Esse volume contribuiu, por exemplo, para a produção nacional de rações para animais. No ano passado, somando os produtos destinados a todo tipo de criação e com as diferentes matérias-primas, a fabricação nacional bateu 82 milhões de toneladas. Essa quantidade correspondeu a cerca de 7% do suprimento global. Assim, o país ficou em terceiro lugar no ranking global de produção.

Diferentemente do que pode ocorrer em 2023, entretanto, não houve a concorrência dos importadores chineses pelo milho do Brasil na maior parte de 2022. Os embarques desse grão destinados à China tiveram início em outubro.

Em três meses, o gigante asiático absorveu pouco mais de 1 milhão de toneladas de milho do Brasil. A demanda está pressionada pela invasão russa à Ucrânia. Antes do conflito, os agricultores ucranianos estavam entre os maiores fornecedores de milho para a China.

Gargalo logístico no Brasil

José Antônio Ribas Júnior, presidente do Sindicato das Indústrias da Carne e Derivados no Estado de Santa Catarina, argumenta que a exportação do grãos in natura agrega menos para a economia nacional que o consumo nas granjas. “A conta é muito simples, exportar uma commodity, como grão, gera menos retorno ao país do que transformá-lo em proteína animal”, explicou. Ele lembra que “a cadeia de agregação de valor” construída na engorda dos animais cria empregos, riquezas e desenvolvimento.

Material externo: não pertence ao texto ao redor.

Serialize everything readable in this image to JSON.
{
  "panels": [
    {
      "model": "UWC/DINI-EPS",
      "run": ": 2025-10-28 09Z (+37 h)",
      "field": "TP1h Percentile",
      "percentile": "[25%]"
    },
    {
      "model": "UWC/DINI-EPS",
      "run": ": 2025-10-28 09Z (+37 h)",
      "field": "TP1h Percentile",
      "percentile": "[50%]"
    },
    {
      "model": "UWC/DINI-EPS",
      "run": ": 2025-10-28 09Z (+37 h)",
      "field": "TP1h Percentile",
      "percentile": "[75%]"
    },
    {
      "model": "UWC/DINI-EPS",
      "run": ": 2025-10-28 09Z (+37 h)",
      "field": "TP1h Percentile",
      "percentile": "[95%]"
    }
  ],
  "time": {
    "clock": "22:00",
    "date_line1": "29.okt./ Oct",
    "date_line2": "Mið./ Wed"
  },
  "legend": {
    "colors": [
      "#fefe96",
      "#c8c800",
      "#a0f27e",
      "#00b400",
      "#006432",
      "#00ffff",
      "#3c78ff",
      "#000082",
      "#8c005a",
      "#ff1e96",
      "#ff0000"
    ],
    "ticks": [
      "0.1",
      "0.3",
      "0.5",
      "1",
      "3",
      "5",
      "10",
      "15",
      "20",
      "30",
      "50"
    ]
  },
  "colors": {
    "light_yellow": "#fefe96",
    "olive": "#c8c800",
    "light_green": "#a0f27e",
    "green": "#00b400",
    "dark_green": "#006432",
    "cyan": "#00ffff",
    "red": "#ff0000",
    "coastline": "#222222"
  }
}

Ribas, entretanto, é contra uma intervenção do governo para frear a exportação. Para ele, o melhor caminho é incentivar a indústria nacional sanando os gargalos logísticos do setor, para conectar melhor os produtores de carne de frango do Brasil, majoritariamente na Região Sul, com os agricultores que plantam milho, em sua maioria localizados no Centro-Oeste.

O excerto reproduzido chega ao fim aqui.